Read and carefully consider these perspectives. Each suggests a particular way of thinking about the shift in American education.
|Perspective 1||Perspective 2||Perspective 3|
|ELA programs should be emphasized over STEM programs. Education is not merely a means to employment: ELA education helps students to live more meaningful lives. In addition, an exclusively STEM-based program cannot help but limit students’ creativity and lead them to overemphasize the importance of money and other tangible gains.||ELA programs should be eradicated entirely, except to establish the basic literacy necessary to engage in the hard sciences, mathematics, and business. Reading and writing are activities that are best saved for the leisure of students who enjoy them.||ELA and STEM programs should always be in equal balance with one another. Both are necessary to providing a student with a well-rounded education. Moreover, equal emphasis will allow the fullest possible exposure to many subjects before students choose their majors and careers|
Write a unified, coherent essay in which you evaluate multiple perspectives on the issue of how schools should balance STEM and ELA subjects. In your essay, be sure to:
- analyze and evaluate the perspectives given
- state and develop your own perspective on the issue
- explain the relationship between your perspective and those given
Your perspective may be in full agreement with any of the others, in partial agreement, or wholly different. Whatever the case, support your ideas with logical reasoning and detailed, persuasive examples.
How to Write the ACT Essay
Your job is to write an essay in which you take some sort of position on the prompt, all while assessing the three perspectives provided in the boxes. Find a way to anchor your essay with a unique perspective of your own that can be defended and debated, and you are already in the upper echelon of scorers.
Step 1: Work the Prompt
What in the prompt requires you to weigh in? Why is this issue still the subject of debate and not a done deal?

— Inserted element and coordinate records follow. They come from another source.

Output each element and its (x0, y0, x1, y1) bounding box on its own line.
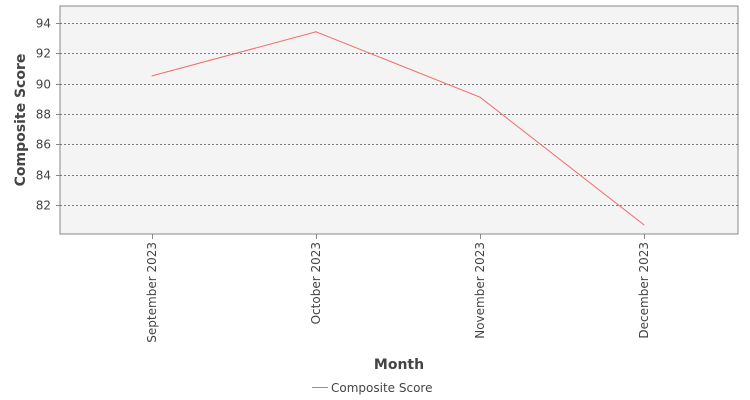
x-tick-label: October 2023 (309, 242, 323, 324)
data-point (151, 75, 153, 77)
x-axis-title: Month (374, 357, 424, 373)
x-tick-label: September 2023 (145, 242, 159, 343)
series (151, 31, 645, 226)
y-tick-label: 88 (36, 108, 51, 122)
plot-area (59, 5, 739, 235)
axes (56, 23, 645, 239)
legend: Composite Score (312, 381, 432, 395)
grid-lines (60, 23, 738, 206)
y-tick-label: 84 (36, 169, 51, 183)
data-point (479, 96, 481, 98)
x-tick-label: December 2023 (637, 242, 651, 339)
series-line (151, 31, 645, 226)
y-tick-label: 82 (36, 199, 51, 213)
x-tick-labels: September 2023 October 2023 November 2023 D… (145, 242, 651, 343)
y-tick-label: 92 (36, 47, 51, 61)
y-tick-label: 90 (36, 78, 51, 92)
data-point (315, 31, 317, 33)
y-axis-title: Composite Score (13, 54, 29, 187)
y-tick-label: 94 (36, 17, 51, 31)
x-tick-label: November 2023 (473, 242, 487, 339)
legend-label: Composite Score (331, 381, 432, 395)
y-tick-labels: 82 84 86 88 90 92 94 (36, 17, 51, 213)
y-tick-label: 86 (36, 138, 51, 152)
data-point (643, 224, 645, 226)
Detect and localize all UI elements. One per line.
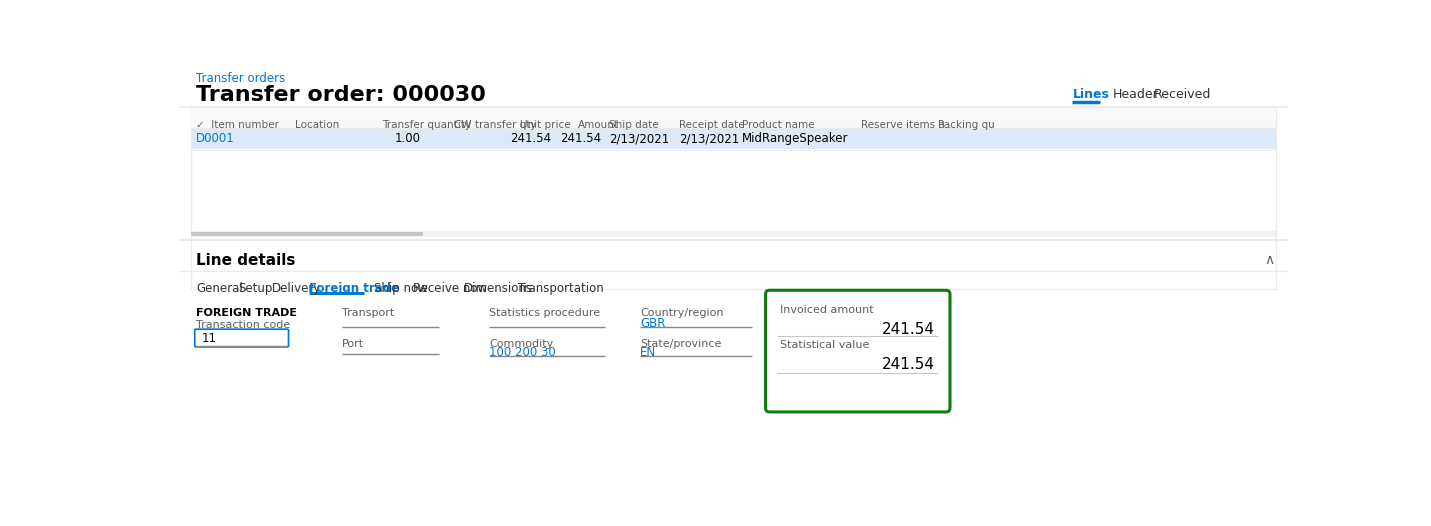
Text: Delivery: Delivery [272, 282, 321, 295]
Text: Transaction code: Transaction code [196, 320, 290, 330]
Text: 241.54: 241.54 [883, 322, 936, 337]
FancyBboxPatch shape [195, 329, 289, 347]
Text: Received: Received [1153, 88, 1211, 101]
Bar [190, 108, 1276, 289]
Text: Setup: Setup [238, 282, 272, 295]
Text: 241.54: 241.54 [560, 132, 601, 145]
Bar [190, 231, 1276, 237]
Text: Line details: Line details [196, 252, 295, 268]
Text: Country/region: Country/region [640, 308, 724, 318]
Text: Location: Location [295, 120, 339, 130]
Text: 11: 11 [202, 332, 218, 345]
Text: Receipt date: Receipt date [678, 120, 744, 130]
Text: MidRangeSpeaker: MidRangeSpeaker [741, 132, 849, 145]
Text: D0001: D0001 [196, 132, 235, 145]
Text: Transfer orders: Transfer orders [196, 73, 285, 85]
FancyBboxPatch shape [766, 290, 950, 412]
Text: Receive now: Receive now [414, 282, 487, 295]
Text: 100 200 30: 100 200 30 [489, 347, 555, 359]
Bar [190, 232, 424, 236]
Text: Transport: Transport [342, 308, 394, 318]
Text: General: General [196, 282, 243, 295]
Text: Amount: Amount [578, 120, 620, 130]
Text: State/province: State/province [640, 339, 721, 349]
Text: GBR: GBR [640, 317, 665, 330]
Text: 2/13/2021: 2/13/2021 [610, 132, 670, 145]
Text: Header: Header [1113, 88, 1159, 101]
Text: Transfer order: 000030: Transfer order: 000030 [196, 85, 485, 105]
Text: 1.00: 1.00 [395, 132, 421, 145]
Text: 241.54: 241.54 [883, 357, 936, 372]
Text: Transportation: Transportation [518, 282, 604, 295]
Text: 2/13/2021: 2/13/2021 [678, 132, 738, 145]
Text: ✓  Item number: ✓ Item number [196, 120, 279, 130]
Text: Unit price: Unit price [519, 120, 571, 130]
Text: Lines: Lines [1072, 88, 1109, 101]
Text: Packing qu: Packing qu [939, 120, 995, 130]
Text: Reserve items a...: Reserve items a... [861, 120, 954, 130]
Text: Statistical value: Statistical value [780, 340, 870, 350]
Bar [190, 128, 1276, 149]
Text: Statistics procedure: Statistics procedure [489, 308, 600, 318]
Text: EN: EN [640, 347, 657, 359]
Text: Dimensions: Dimensions [464, 282, 534, 295]
Text: ∧: ∧ [1264, 252, 1274, 267]
Text: CW transfer qty: CW transfer qty [454, 120, 537, 130]
Text: Commodity: Commodity [489, 339, 554, 349]
Bar [190, 108, 1276, 128]
Text: Product name: Product name [741, 120, 814, 130]
Text: FOREIGN TRADE: FOREIGN TRADE [196, 308, 296, 318]
Text: Foreign trade: Foreign trade [309, 282, 399, 295]
Text: Invoiced amount: Invoiced amount [780, 305, 874, 315]
Text: Ship now: Ship now [373, 282, 428, 295]
Text: Port: Port [342, 339, 363, 349]
Text: Ship date: Ship date [610, 120, 658, 130]
Text: 241.54: 241.54 [509, 132, 551, 145]
Text: Transfer quantity: Transfer quantity [382, 120, 471, 130]
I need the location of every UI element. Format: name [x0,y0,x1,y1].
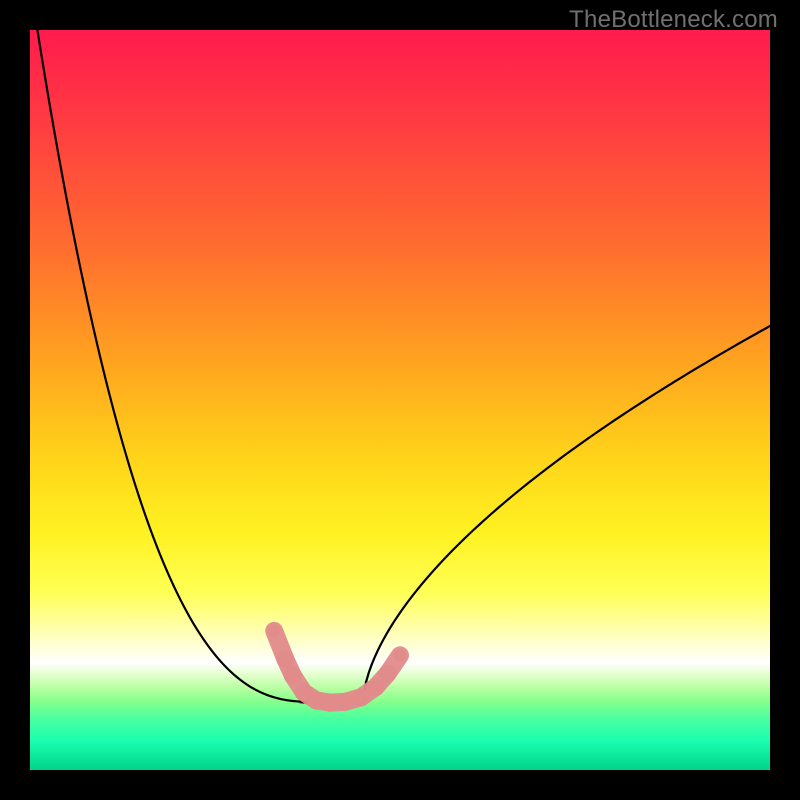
marker-dot [284,666,302,684]
marker-dot [336,693,354,711]
plot-area [30,30,770,770]
plot-svg [30,30,770,770]
marker-dot [268,625,280,637]
marker-dot [378,665,396,683]
marker-dot [352,688,370,706]
marker-dot [394,649,406,661]
marker-dot [276,650,294,668]
chart-frame: TheBottleneck.com [0,0,800,800]
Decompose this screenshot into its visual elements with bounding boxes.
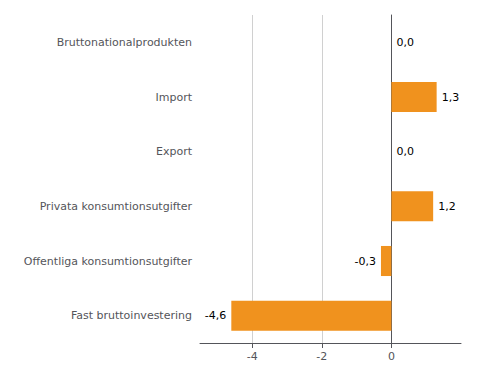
svg-text:Bruttonationalprodukten: Bruttonationalprodukten	[57, 36, 192, 49]
svg-text:0,0: 0,0	[396, 36, 414, 49]
svg-text:Export: Export	[156, 145, 193, 158]
svg-text:1,3: 1,3	[442, 91, 460, 104]
svg-text:Offentliga konsumtionsutgifter: Offentliga konsumtionsutgifter	[24, 255, 193, 268]
svg-text:0,0: 0,0	[396, 145, 414, 158]
svg-text:Fast bruttoinvestering: Fast bruttoinvestering	[71, 309, 192, 322]
svg-text:-4: -4	[247, 350, 258, 363]
svg-text:Privata konsumtionsutgifter: Privata konsumtionsutgifter	[40, 200, 193, 213]
svg-text:-0,3: -0,3	[354, 255, 375, 268]
svg-text:1,2: 1,2	[438, 200, 456, 213]
svg-text:Import: Import	[155, 91, 192, 104]
svg-text:0: 0	[388, 350, 395, 363]
svg-text:-4,6: -4,6	[205, 309, 226, 322]
svg-text:-2: -2	[316, 350, 327, 363]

Step 2: Work the Perspectives
Typically, the three perspectives will be split: one for, one against, and one in the middle. Your goal in Step 2 is to figure out where each perspective stands and then identify at least one shortcoming of each perspective. For the example above, ask yourself:
- What does each perspective consider?
- What does each perspective overlook?
Step 3: Generate Your Own Perspective
Now it's time to come up with your own perspective! If you merely restate one of the three given perspectives, you won’t be able to get into the highest scoring ranges. You’ll draw from each of the perspectives, and you may side with one of them, but your perspective should have something unique about it.
Step 4: Put It All Together
Now that you have your ideas in order, here's a blueprint for how to organize the ACT essay. This blueprint works no matter what your prompt is.
Body Paragraph (1)
|Body Paragraph (2)|
Step 5: (If There's Time): Proofread
Spend one or two minutes on proofreading your essay if you have time. You’re looking for big, glaring errors. If you find one, erase it completely or cross it out neatly. Though neatness doesn’t necessarily affect your grade, it does make for a happy grader.